Les floriculteurs néerlandais se sont installés en Afrique en raison de la prospérité qui leur était promise. Mais au Kenya, les choses ont considérablement changé depuis ; la culture des fleurs y est également en déclin. « Mes seize hectares aux Pays-Bas produisent un rendement supérieur aux soixante-dix hectares du Kenya », déclare le floriculteur Arie van den Berg, qui travaille à la fois aux Pays-Bas et au Kenya. En Europe, les roses néerlandaises sont toujours disponibles chez le fleuriste pour quelques euros chaque jour de la Saint-Valentin, mais les roses africaines sont vendues chez Lidl (une chaîne européenne de supermarchés) à un prix dérisoire de 1,99 euros par bouquet. Parfois, les prix des enchères sont si bas qu’il est plus avantageux de détruire un chargement de roses que de devoir payer les frais de vol pour l’envoyer aux enchères dans l’ouest des Pays-Bas.

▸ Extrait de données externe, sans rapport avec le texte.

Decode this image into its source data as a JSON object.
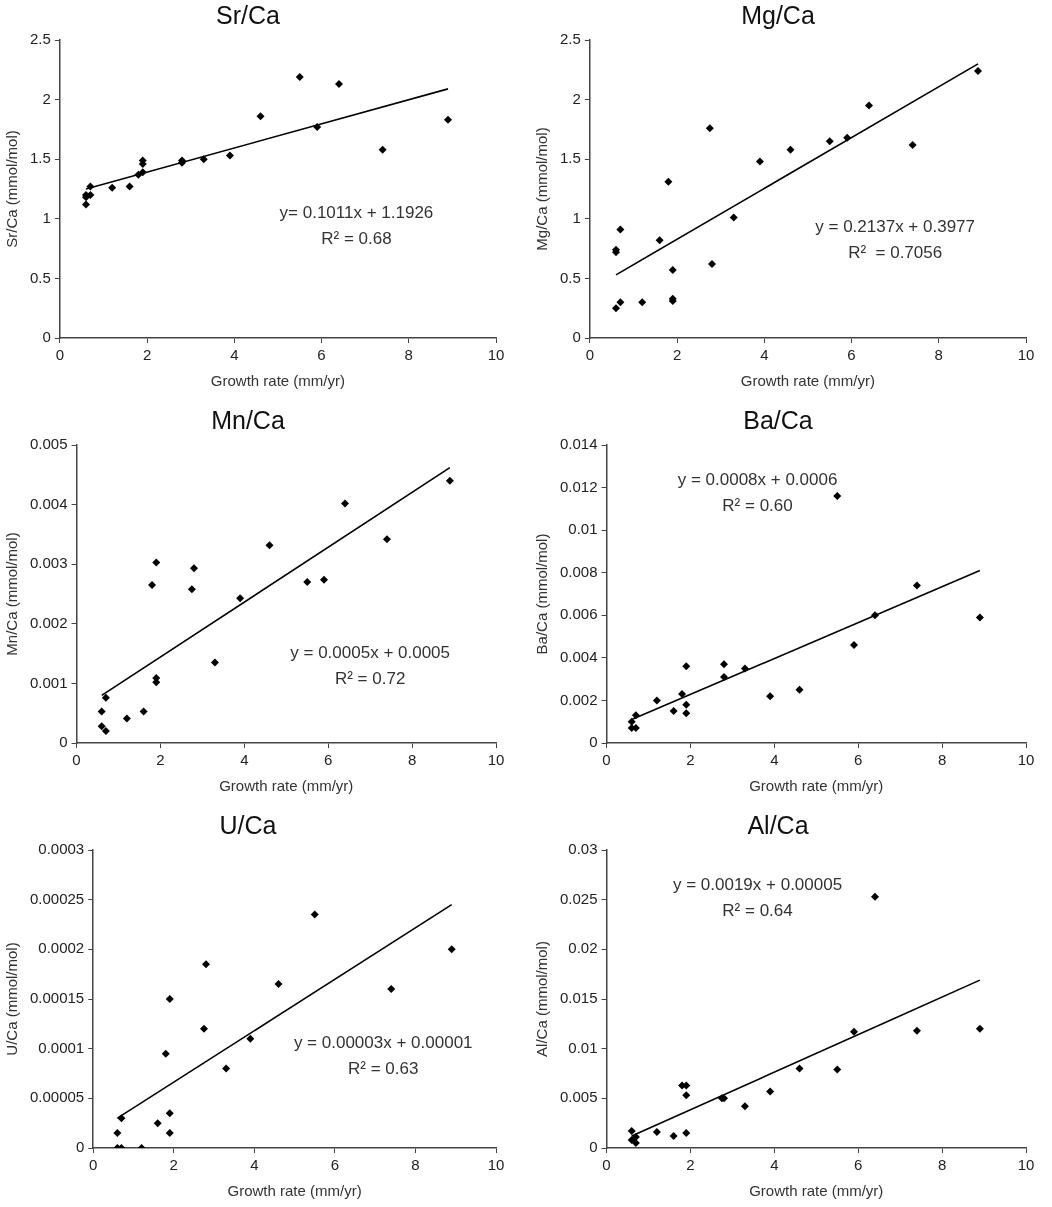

La concurrence s’intensifie dans le monde entier et les pays africains tentent de rivaliser les uns avec les autres : l’Éthiopie a commencé à faire jouer la concurrence en offrant des exonérations fiscales – et il n’est pas du tout question de salaire minimum. Un autre problème au Kenya pour les entrepreneurs étrangers, les taxes sont élevées : l’impôt sur les sociétés s’élève à 37,5 %. Dans un marché où chaque centime compte, certaines entreprises font tout ce qu’elles peuvent pour se libérer de cette charge fiscale.
Il y a quelques années, en 2012, les équipes de football Oserian FC et Karuturi Sports, sponsorisées et nommées d’après deux pépinières de roses concurrentes, se sont affrontées en Premier League, la plus haute division de football au Kenya. Le « derby de Naivasha » a attiré les foules. À peine deux ans après ce point culminant, le destin a pris un tournant dramatique et les joueurs de Karuturi Sports ont dû raccrocher les crampons en 2014. Le site de Karuturi a depuis été abandonné. Les serres vacantes s’étendent sur des centaines de mètres. Les structures de fer s’étendent à perte de vue, interrompues occasionnellement par un individu cueillant une rose perdue au milieu des plantes sauvages poussant dans les serres abandonnées.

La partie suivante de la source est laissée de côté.